Concept albums are coming into vogue for new musical theatre works. A concept album — essentially a full cast recording of your show — is a great marketing tool. It proves that you have something complete and ready. But it’s much more than that. It’s also a tool to continue the development of your musical, with many rewards along the way.
Here’s how I created a concept album for the newly released soundtrack of Bound! The Musical – all without leaving my basement!
A Clear Vision and Plan for a Concept Album
It began with a clear vision for the project. I wanted a cast of strong singers who would perform all 16 songs in the show, reflecting a live stage performance.
Then, the detailed preparation began. I had to make sure that I could provide each performer with the materials they would need to learn and record their parts. I prepared individual lead sheets, as well as three customized recordings for each track for each performer, i.e., a full demo of the song, a version with their part only, and an empty backing track.
Now I was ready to find my cast. At the time, the pandemic was in full swing, and so recording remotely was the only option. I posted a casting call on local audition sites (I wanted to make local contacts for a future stage production) but also on backstage.com. Literally within minutes, responses started coming in.
There were over 200 applications for the 10 roles in the show, and I had to give each one due consideration. The first step was to listen to existing demos and video reels they had. I shortlisted those to about 50 performers, who I asked to record segments of songs from my show, providing them the materials that I had already prepared. This way I could hear them in the role, and they would prove that they can learn the material and provide high-quality recordings. I held Zoom meetings with the strongest candidates, so I could assess their overall fit for the role, and they could ask me questions.
Through the casting process, one person impressed me so much in terms of how well she understood the show, that I brought her on as “theatrical director” for the project. That was a huge bonus, as she was amazing in a role that I didn’t even plan for! The lesson here is to remain flexible through the process.
With the soundtrack now cast, we started weekly rehearsals over Zoom. Each rehearsal was dedicated to one song in the show. We did a read-through of the surrounding scene, so that the performers understood their characters’ motivations, and we rehearsed the song with a focus on character intent.
After each rehearsal, the performers worked independently on their own recordings. They would listen to the empty backing track with headphones, while recording their vocal in isolation, completely “dry” so that I could add EQ and reverb later. They uploaded their recordings to Dropbox, and I would listen and provided detailed feedback to them by e-mail and Zoom. The performers provided multiple takes, back-and-forth, until we were both happy with the performance.

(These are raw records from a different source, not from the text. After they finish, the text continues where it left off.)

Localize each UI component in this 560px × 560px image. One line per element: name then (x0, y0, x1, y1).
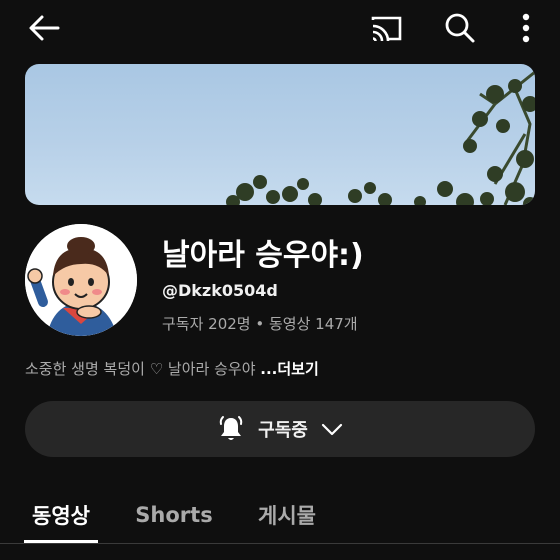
subscribed-label: 구독중 (258, 420, 308, 441)
avatar-cartoon-image (25, 224, 137, 336)
channel-handle: @Dkzk0504d (162, 281, 278, 300)
channel-tabs: 동영상 Shorts 게시물 (0, 488, 560, 544)
cast-button[interactable] (364, 10, 408, 46)
cast-icon (371, 16, 402, 42)
channel-banner (25, 64, 535, 205)
description-more-link[interactable]: ...더보기 (260, 360, 319, 378)
tab-shorts[interactable]: Shorts (132, 488, 216, 542)
channel-stats: 구독자 202명 • 동영상 147개 (162, 315, 358, 333)
banner-image (226, 70, 535, 205)
channel-name: 날아라 승우야:) (162, 238, 364, 273)
arrow-left-icon (29, 15, 60, 41)
tab-videos[interactable]: 동영상 (24, 488, 98, 542)
channel-avatar[interactable] (25, 224, 137, 336)
search-icon (445, 13, 475, 43)
back-button[interactable] (22, 10, 66, 46)
bell-ringing-icon (219, 416, 243, 440)
search-button[interactable] (438, 8, 482, 48)
tab-posts[interactable]: 게시물 (250, 488, 324, 542)
subscribed-button[interactable]: 구독중 (25, 401, 535, 457)
channel-description[interactable]: 소중한 생명 복덩이 ♡ 날아라 승우야 ...더보기 (25, 358, 319, 379)
more-options-button[interactable] (508, 8, 544, 48)
chevron-down-icon (321, 423, 342, 436)
description-text: 소중한 생명 복덩이 ♡ 날아라 승우야 (25, 360, 261, 378)
tabs-divider (0, 543, 560, 544)
more-vert-icon (522, 13, 530, 43)
top-app-bar (0, 0, 560, 56)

It took a number of months for us to progress this way, sequentially through the show. The rehearsals had the added benefit of workshopping the entire show, with the performers helping in character development. My co-writer and I took notes along the way. We ended the project with a full Zoom workshop of the entire show, which we recorded, in order to help with future re-writes. Another reward!
Putting it all together: Mixing the Concept Album
As the writer of the show and producer of the soundtrack, I knew the sound I was looking for. While I’m not a sound engineer, I learned the basics, and found mixing software that was easy to learn and use. (In my case, I used Reaper, which has excellent tutorials on YouTube.) I also used Band in a Box for the backing instrumentation – another phenomenal tool. Finally, I used eMastered to clean up every incoming recording, and master the final mixes. More learning, more rewards!
Wrapping Up the High Points
While there was a lot to learn, the most essential component of mixing the vocals and instrumentation was knowing the sound that I wanted. Another element that was critical to the success of the project was quality control. This began by casting performers that were excellent singers in the first place. I ran technical sound checks with them to make sure they were providing good quality recordings. Finally, the one thing we wouldn’t compromise on was a mediocre performance. If a performer was sick that week, we waited.
As for costs, in addition to the software tools, I offered a stipend to each of the performers for the entire project, as well as for the Director.
Working with these amazing performers over several months, we developed a strong sense of community. The show itself is very positive, and I strived to keep the same level of positivity as we all worked together on this. Of course, the project took a huge amount of my time, but with all the rewards along the way, it was worth every minute.
And in the end, they finally let me out of the basement!
You can find the Soundtrack for Bound! The Musical on all major streaming platforms and digital stores, and check out song samples at www.boundthemusical.com
Wayne — I’m impressed with your patience and discipline, your willingness to be always learning…your process with the performers was full of lessons for me! Thank you for sharing this wonderful master class!
This is really interesting to read as I’m approaching a similar position. I’d be interested to know the level of stipend and how you funded it as I’ve spoken with several performers I know who would be interested in doing this kind of thing but without a full label behind it of courses its very limited options.
Hi Stewart. Thanks for reaching out. It was a modest stipend of $100 US for each performer and then threw in a $20 Starbucks gift card half way through as another token thank you. This was all self funded. Frankly no one was doing it for the money but I wanted to give them something for their time and effort. Good luck with your project!